Lateral Flow Immunoassay of SARS-CoV-2 Antigen with SERS-Based Registration: Development and Comparison with Traditional Immunoassays

Abstract

The current COVID-19 pandemic has increased the demand for pathogen detection methods that combine low detection limits with rapid results. Despite the significant progress in methods and devices for nucleic acid amplification, immunochemical methods are still preferred for mass testing without specialized laboratories and highly qualified personnel. The most widely used immunoassays are microplate enzyme-linked immunosorbent assay (ELISA) with photometric detection and lateral flow immunoassay (LFIA) with visual results assessment. However, the disadvantage of ELISA is its considerable duration, and that of LFIA is its low sensitivity. In this study, the modified LFIA of a specific antigen of the causative agent of COVID-19, spike receptor-binding domain, was developed and characterized. This modified LFIA includes the use of gold nanoparticles with immobilized antibodies and 4-mercaptobenzoic acid as surface-enhanced Raman scattering (SERS) nanotag and registration of the nanotag binding by SERS spectrometry. To enhance the sensitivity of LFIA-SERS analysis, we determined the optimal compositions of SERS nanotags and membranes used in LFIA. For benchmark comparison, ELISA and conventional colorimetric LFIA were used with the same immune reagents. The proposed method combines a low detection limit of 0.1 ng/mL (at 0.4 ng/mL for ELISA and 1 ng/mL for qualitative LFIA) with a short assay time equal to 20 min (at 3.5 h for ELISA and 15 min for LFIA). The results obtained demonstrate the promise of using the SERS effects in membrane immuno-analytical systems.

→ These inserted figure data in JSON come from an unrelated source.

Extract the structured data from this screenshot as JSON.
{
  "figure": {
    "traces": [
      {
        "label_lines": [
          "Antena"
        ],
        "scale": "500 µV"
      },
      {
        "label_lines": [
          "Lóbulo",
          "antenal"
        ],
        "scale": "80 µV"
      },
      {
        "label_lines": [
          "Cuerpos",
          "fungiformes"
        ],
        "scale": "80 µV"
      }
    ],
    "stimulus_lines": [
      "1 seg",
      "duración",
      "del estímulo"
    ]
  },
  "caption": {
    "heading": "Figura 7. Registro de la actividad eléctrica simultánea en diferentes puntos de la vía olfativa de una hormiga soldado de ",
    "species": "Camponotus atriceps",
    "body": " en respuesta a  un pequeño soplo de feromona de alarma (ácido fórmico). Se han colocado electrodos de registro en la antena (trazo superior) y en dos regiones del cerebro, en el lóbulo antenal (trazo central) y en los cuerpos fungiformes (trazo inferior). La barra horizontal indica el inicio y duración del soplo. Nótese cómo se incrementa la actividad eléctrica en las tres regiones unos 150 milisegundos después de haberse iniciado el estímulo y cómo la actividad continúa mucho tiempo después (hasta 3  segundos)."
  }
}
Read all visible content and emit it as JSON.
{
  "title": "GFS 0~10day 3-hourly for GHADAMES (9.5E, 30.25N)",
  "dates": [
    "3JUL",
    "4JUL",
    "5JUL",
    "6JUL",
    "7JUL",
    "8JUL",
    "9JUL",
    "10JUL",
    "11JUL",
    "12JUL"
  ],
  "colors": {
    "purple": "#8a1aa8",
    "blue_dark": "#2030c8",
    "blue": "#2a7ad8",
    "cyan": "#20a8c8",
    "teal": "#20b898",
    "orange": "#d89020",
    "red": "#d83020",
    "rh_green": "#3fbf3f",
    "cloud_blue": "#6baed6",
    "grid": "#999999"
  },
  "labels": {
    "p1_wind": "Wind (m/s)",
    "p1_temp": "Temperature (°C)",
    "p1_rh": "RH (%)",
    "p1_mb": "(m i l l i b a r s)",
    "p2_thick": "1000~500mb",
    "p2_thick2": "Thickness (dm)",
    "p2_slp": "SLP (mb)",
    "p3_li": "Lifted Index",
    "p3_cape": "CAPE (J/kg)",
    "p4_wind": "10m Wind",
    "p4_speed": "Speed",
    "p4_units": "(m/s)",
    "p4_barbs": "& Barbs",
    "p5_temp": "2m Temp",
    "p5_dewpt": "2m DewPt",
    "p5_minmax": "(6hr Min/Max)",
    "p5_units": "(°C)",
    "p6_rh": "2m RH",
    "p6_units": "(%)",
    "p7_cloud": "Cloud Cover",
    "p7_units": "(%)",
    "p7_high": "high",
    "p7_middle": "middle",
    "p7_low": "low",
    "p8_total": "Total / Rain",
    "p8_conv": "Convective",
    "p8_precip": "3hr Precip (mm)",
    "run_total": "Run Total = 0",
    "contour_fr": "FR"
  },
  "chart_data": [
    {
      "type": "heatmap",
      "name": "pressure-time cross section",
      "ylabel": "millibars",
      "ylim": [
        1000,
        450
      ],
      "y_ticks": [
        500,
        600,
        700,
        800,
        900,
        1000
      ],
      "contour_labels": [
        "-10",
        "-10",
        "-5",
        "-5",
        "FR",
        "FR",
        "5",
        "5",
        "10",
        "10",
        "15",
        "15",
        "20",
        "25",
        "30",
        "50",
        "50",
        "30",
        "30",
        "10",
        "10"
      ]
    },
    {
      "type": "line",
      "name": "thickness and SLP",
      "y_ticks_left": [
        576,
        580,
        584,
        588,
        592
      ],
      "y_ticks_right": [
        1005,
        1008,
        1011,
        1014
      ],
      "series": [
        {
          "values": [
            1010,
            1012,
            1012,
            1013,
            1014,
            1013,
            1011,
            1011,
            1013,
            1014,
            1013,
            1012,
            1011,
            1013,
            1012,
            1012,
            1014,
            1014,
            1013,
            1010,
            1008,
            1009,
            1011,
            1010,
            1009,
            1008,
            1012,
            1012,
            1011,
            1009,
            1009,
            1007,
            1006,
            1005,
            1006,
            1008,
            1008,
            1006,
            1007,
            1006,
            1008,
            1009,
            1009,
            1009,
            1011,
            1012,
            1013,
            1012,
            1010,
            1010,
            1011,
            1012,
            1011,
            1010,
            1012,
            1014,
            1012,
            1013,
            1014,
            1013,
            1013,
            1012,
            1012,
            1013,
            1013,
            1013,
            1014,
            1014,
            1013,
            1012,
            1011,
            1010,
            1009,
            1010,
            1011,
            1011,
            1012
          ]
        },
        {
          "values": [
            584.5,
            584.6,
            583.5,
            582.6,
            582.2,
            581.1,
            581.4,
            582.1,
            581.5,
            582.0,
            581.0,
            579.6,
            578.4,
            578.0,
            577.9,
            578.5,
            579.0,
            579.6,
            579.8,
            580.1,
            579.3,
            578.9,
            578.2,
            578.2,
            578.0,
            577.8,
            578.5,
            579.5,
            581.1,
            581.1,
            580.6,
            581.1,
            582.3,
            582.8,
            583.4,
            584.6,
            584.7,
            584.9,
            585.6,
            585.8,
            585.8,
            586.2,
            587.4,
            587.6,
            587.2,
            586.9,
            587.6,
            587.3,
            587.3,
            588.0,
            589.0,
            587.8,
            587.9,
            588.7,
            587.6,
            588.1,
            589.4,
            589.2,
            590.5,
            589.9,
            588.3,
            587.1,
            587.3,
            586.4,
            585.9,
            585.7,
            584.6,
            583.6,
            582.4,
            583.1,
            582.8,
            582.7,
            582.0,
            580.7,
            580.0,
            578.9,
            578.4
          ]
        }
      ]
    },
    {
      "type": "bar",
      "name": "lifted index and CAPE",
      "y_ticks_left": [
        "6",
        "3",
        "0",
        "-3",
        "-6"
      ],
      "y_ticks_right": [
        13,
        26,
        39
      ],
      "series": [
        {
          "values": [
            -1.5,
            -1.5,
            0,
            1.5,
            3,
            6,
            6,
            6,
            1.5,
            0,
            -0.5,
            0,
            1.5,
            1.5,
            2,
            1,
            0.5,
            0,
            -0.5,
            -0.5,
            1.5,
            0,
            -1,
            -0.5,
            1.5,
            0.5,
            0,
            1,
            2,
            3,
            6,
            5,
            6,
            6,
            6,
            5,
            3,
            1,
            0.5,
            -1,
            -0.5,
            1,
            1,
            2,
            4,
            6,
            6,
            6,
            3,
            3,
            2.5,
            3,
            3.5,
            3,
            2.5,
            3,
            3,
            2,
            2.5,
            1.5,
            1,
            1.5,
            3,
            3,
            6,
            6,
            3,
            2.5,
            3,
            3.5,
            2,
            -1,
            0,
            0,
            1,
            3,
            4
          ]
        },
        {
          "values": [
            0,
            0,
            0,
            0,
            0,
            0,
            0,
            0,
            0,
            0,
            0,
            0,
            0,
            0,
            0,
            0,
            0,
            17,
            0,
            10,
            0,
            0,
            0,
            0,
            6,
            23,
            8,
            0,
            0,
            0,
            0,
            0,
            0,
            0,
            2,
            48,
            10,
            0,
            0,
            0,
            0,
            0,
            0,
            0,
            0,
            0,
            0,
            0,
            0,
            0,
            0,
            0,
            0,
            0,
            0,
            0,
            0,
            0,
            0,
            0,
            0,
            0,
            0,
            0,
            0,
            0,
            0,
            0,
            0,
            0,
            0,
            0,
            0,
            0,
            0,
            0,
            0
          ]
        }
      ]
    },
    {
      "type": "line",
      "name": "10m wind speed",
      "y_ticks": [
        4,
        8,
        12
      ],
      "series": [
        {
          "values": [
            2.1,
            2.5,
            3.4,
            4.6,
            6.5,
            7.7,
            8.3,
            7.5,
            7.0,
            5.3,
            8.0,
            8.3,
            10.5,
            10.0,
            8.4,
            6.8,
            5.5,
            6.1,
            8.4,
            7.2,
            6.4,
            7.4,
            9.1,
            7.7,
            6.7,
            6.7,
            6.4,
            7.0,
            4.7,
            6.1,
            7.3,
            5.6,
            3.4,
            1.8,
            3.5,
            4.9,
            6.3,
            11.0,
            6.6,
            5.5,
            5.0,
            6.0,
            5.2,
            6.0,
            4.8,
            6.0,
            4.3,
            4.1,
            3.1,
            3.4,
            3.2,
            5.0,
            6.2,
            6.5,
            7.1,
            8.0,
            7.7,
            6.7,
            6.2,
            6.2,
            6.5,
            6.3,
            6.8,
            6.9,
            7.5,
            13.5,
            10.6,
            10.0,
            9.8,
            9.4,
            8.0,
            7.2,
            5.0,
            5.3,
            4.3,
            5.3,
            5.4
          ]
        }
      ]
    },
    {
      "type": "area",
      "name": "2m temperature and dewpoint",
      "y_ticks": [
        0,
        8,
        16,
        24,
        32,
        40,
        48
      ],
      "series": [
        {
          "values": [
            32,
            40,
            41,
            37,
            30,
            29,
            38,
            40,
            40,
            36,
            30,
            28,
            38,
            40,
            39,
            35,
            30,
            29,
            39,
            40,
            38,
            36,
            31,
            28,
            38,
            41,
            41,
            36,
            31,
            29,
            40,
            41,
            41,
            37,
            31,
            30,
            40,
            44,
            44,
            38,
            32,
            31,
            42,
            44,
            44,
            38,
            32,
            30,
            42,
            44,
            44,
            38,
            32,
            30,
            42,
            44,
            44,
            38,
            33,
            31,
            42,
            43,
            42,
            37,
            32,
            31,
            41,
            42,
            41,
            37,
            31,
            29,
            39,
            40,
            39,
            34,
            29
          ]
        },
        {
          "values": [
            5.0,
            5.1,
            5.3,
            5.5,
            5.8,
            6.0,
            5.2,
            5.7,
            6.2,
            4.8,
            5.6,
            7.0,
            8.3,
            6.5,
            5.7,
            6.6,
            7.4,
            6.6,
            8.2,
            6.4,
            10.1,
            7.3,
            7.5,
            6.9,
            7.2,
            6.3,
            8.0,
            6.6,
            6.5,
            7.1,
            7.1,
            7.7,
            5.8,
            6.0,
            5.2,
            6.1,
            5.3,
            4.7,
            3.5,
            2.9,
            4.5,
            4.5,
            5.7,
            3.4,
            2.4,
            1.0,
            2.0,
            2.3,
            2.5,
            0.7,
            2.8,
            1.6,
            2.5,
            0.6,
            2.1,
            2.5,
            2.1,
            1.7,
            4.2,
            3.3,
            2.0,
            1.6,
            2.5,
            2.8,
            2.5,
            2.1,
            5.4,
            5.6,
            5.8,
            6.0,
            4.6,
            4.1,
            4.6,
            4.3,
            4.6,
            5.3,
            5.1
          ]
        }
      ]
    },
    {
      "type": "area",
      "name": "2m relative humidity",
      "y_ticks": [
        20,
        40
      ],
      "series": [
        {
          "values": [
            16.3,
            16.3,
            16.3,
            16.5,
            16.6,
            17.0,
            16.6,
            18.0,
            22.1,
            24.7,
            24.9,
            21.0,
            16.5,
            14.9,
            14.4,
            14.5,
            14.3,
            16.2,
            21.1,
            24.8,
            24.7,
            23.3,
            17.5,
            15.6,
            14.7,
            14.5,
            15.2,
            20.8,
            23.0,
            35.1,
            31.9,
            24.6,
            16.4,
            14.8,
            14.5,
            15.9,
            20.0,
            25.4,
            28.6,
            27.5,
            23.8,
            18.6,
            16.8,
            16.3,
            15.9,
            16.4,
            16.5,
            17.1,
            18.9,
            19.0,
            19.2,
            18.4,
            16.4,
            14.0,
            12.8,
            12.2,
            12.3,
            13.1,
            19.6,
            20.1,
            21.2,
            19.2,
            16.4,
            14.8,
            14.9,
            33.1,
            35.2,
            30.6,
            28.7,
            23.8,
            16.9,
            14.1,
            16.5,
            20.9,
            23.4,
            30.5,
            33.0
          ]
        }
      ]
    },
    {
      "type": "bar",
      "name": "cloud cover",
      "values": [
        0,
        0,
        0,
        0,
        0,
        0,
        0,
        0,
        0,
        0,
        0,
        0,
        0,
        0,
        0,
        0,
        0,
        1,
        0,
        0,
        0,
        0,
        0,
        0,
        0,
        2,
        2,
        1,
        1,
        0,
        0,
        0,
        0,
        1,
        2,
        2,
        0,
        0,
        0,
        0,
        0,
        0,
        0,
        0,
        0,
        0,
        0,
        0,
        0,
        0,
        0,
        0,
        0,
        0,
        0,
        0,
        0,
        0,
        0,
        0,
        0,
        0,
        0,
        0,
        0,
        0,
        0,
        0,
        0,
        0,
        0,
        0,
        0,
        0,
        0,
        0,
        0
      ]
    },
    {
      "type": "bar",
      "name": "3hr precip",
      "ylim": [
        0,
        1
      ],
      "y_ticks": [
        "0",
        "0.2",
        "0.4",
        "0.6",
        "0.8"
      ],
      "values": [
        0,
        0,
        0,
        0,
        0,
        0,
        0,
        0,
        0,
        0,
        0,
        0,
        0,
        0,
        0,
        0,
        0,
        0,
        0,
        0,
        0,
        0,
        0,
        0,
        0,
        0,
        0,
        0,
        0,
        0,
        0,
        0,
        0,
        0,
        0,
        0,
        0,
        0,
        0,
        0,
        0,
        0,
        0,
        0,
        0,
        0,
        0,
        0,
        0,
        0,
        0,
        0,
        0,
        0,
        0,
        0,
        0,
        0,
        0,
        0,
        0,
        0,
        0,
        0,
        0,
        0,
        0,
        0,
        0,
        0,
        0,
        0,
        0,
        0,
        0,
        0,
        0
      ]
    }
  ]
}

Keywords: Raman spectra; SARS-CoV-2; immunochromatography; surface antigen; test strips.

Figure 1

Schematic principle of SERS-based LFIA for RBD protein detection using SERS nanotag.

Figure 2

TEM image of bare AuNPs (A) and MBA-modified AuNP (B). (C) Absorbance spectra of bare AuNP (1) and Au^MBA at 1 µM (2), 3 µM (3), 5 µM (4), and 10 µM (5) concentrations. The inset shows an enlarged portion of spectra.

Figure 3

(A) Dependence of the Raman intensity on the concentration of MBA in the Au^MBA probe and SERS nanotag. (B) Optimization of analytical membrane. (C) Images of test strips after conventional procedure of LFIA using SERS nanotags with 1 µM (1), 3 µM (2), and 5 µM (3) of MBA. (D) Optimization of antibody concentration to prepare SERS nanotags; the positive control contains 10 or 30 ng/mL of RBD. PBS containing 1% v/v Tween 20 is used as a negative control.

Figure 4

(A) Photographic images of LFIA strips after application of RBD at concentrations 0 (1), 0.01 (2). 0.03 (3), 0.1 (4), 0.3 (5), 1 (6), 3 (7), 10 (8), 30 (9), and 100 ng/mL (10). The top and bottom lines correspond to the control and test zones, respectively. (B) Calibration curve obtained after conventional LFIA procedure using SERS nanotags. The error bars indicate the STD for three measurements; (C) SERS spectra measured in the test line for RBD concentrations from 0.01 to 100 ng/mL. (D) Calibration curve of SERS-LFIA for RBD. The bars show the STD of the Raman signal at 1076 cm⁻¹, measured from three independent SERS-based LFIA runs.

Figure 5

(A) Photographic images of LFIA strips after application of the lysate at sequential two-fold dilutions of 20 (1), 40 (2), 80 (3), 160 (4), 320 (5), 640 (6), 1280 (7), and 2560 (8); (B) Calibration curve obtained after conventional LFIA procedure using SERS nanotags as immunoprobe for spike RBD detection in SARS-CoV-2 viral lysate. The error bars indicate the STD for three measurements; (C) SERS spectra measured in the TZ for different lysate dilutions. The numbers mean the dilution. (D) Dependence of the SERS intensity on the lysate dilution. The bars show the STD of the Raman signal at 1076 cm⁻¹, measured at five points in the middle of the test line.

Figure 6

Calibration curves for spike RBD protein using ELISA (A) and standard AuNP-based LFIA (B). The error bars indicate the STD for three measurements.